La date du 13 juin 2016 fut une date de tous les malheurs pour les vendeurs ambulants du centre-ville de Bujumbura. Une décision de la mairie les obligeant à quitter les trottoirs dans le centre-ville pour rejoindre les différents marchés de la capitale est tombée sur eux. Des pleurs non seulement pour ces vendeurs, mais aussi pour ceux qui s’approvisionnaient le long des avenues et boulevards s’en sont suivis.
Ces pleurs sont liés aux soucis de la vie quotidienne. Certains vendeurs ambulants ont des stands dans différents marchés de la capitale et profitent du non paiement d’impôts et taxes pour vendre leurs produits à bas prix. Ce qui constitue une menace pour les commerçants qui ont des adresses fixes et qui, pourtant, sont des victimes de la concurrence déloyale. D’ autres s’installent en pleine rue où ils étalent leurs marchandises sur des tablettes. Ils ne savent même pas qu’ils mettent en danger leurs vies en les exposants aux accidents de roulage. Ceux qui vendent leurs produits sur ce « marché parallèle» n’ont pas de souci quant à la qualité. Produits vivriers, fruits, légumes… sont parfois étalés par terre.
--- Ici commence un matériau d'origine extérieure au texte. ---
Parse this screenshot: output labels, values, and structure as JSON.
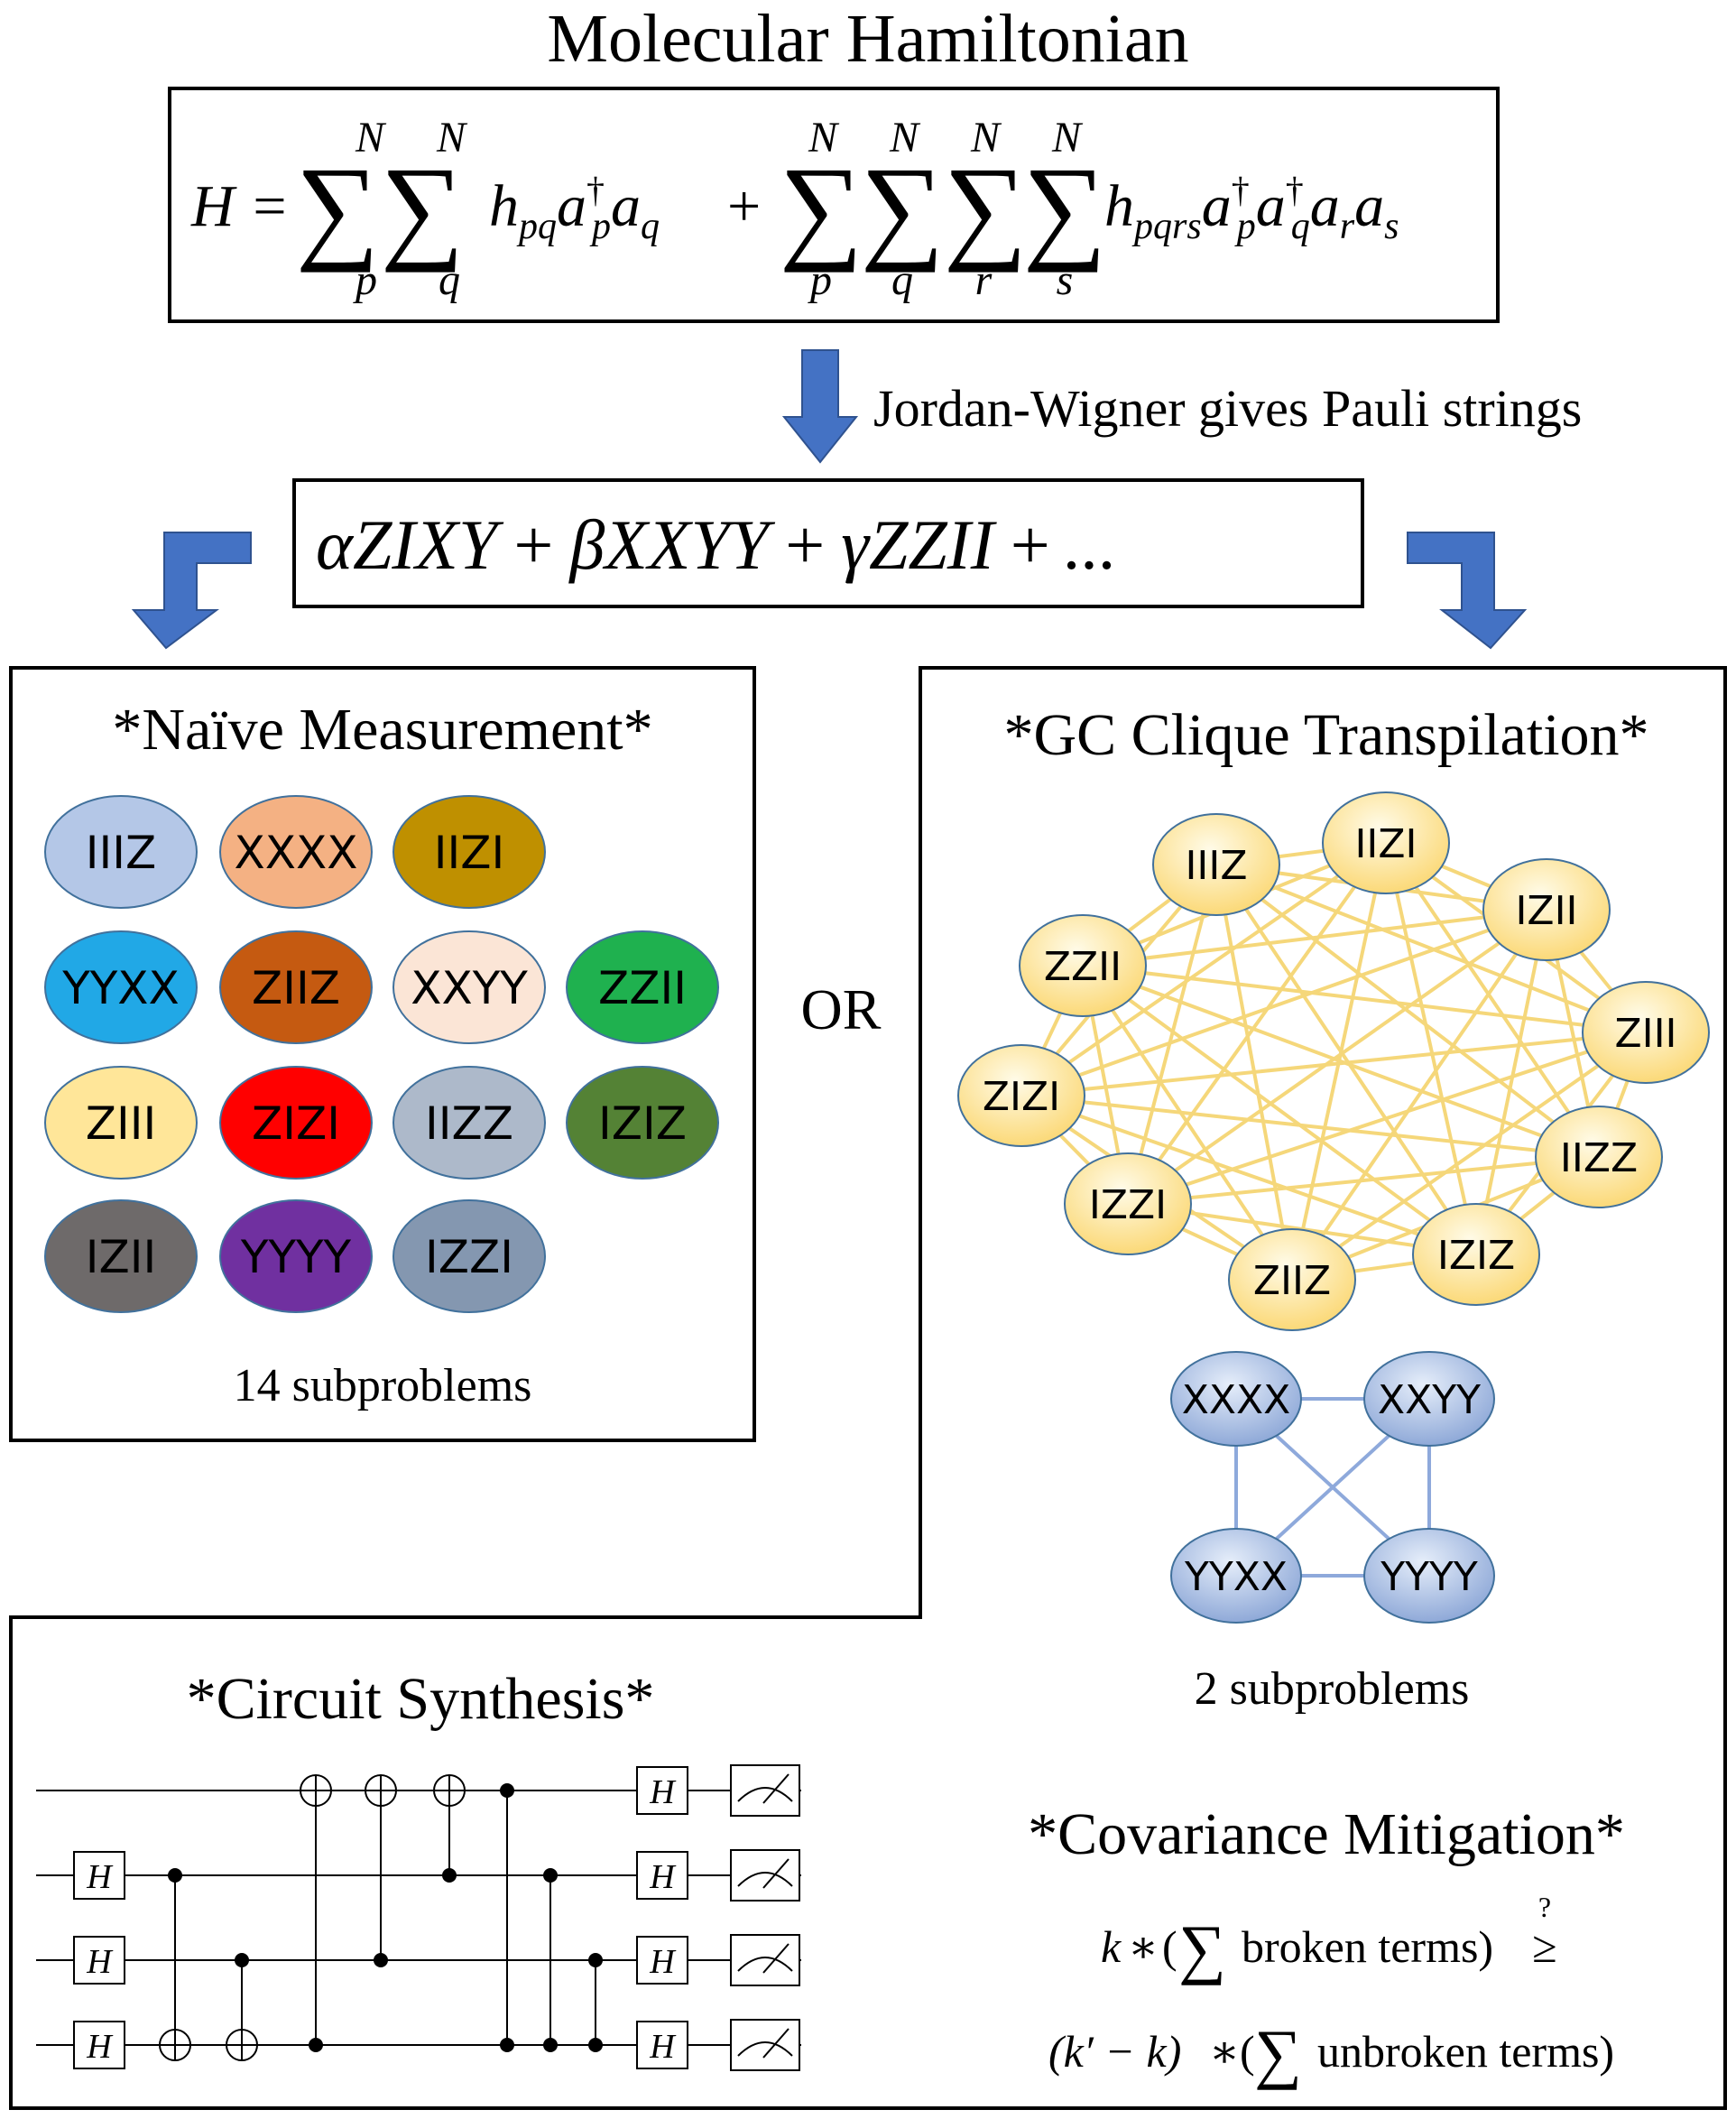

Les vendeurs se foutent de l’état d’étalage de ces produits et de leurs conséquences sur la santé des consommateurs. Il suffit d’en disposer à bas prix. A part ces dangers qui guettent les vendeurs ambulants et leurs clients, on peut citer également les tas d’immondices et les restes des produits alimentaires qui jonchent les rues ainsi que l’embouteillage à l’origine des cas de vol inhérents à ce commerce. Pourtant, l’adage français stipule que qui rit vendredi, dimanche pleurera. Ce n’est pas évident que cet adage soit applicable à cette situation, mais c’est fort possible que la joie que nous procure ce marché aujourd’hui ne puisse pas nous réserver une peine demain ou après demain. Cela car le non paiement des taxes, les produits qui ne remplissent pas les normes de consommation, la saleté et le vol sont les vrais ennemis de la santé et du développement du pays. Il est vrai que ce changement d’adresse pour ces vendeurs ambulants peut constituer une blessure pour pas mal de personnes. Mais si l’intérêt général prime sur l’intérêt personnel, nul doute que la situation s’améliorerait. D’où il faut se formaliser au lieu d’augmenter le nombre de victimes de l’informel.